Nonostante tutti questi sforzi, oltre alle condotte riprovevoli nel corso delle operazioni, si continuano a registrare anche gravi violazioni dei presupposti che legittimano un intervento, spesso mascherati dalla cosiddetta responsabilità di proteggere, altrimenti chiamata R2P, responsibility to protect, in base alla quale si ritiene lecito intervenire in un Paese in cui vengono violati sistematicamente i diritti umani dei cittadini e il governo sovrano si dimostra impotente o riluttante ad agire.

Già nel diciottesimo secolo Jean-Jaques Rousseau affermava che la guerra non è una relazione tra un uomo ed un altro uomo, bensì una relazione tra Stati, in cui gli individui sono nemici solo per caso, non come uomini, nemmeno come cittadini ma solo in quanto soldati.

Questo principio ha informato tutte le Convenzioni in materia che sono susseguite nei secoli successivi ove la persona umana è stata sempre posta al centro di ogni azione.
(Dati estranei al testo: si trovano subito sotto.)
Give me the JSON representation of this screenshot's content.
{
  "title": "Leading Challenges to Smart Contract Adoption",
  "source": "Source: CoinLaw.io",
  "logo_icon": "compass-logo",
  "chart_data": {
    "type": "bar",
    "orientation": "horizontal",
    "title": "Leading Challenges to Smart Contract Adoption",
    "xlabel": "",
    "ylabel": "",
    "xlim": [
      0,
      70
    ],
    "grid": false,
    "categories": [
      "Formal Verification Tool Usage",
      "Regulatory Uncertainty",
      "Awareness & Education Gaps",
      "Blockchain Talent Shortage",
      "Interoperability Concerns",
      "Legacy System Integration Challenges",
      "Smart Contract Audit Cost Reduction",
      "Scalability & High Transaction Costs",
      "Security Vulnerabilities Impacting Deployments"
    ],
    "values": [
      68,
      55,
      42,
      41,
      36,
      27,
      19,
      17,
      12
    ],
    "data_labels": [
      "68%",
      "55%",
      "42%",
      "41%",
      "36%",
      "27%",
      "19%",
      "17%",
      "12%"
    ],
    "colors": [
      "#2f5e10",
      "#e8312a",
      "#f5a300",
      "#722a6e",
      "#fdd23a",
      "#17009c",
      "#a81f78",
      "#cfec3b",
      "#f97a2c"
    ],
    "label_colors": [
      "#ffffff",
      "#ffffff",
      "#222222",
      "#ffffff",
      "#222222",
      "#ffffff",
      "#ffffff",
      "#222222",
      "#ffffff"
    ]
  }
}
Le giurisdizioni domestiche, in primis, devono fare rispettare le Convenzioni e, qualora ciò non succeda, deve intervenire la Corte penale internazionale con la sua competenza complementare rispetto a quella dei singoli Stati. Troppe violazioni si stanno registrando sotto gli occhi di tutti, qualcosa nel meccanismo non sta funzionando. La Comunità internazionale deve correre al più presto ai ripari.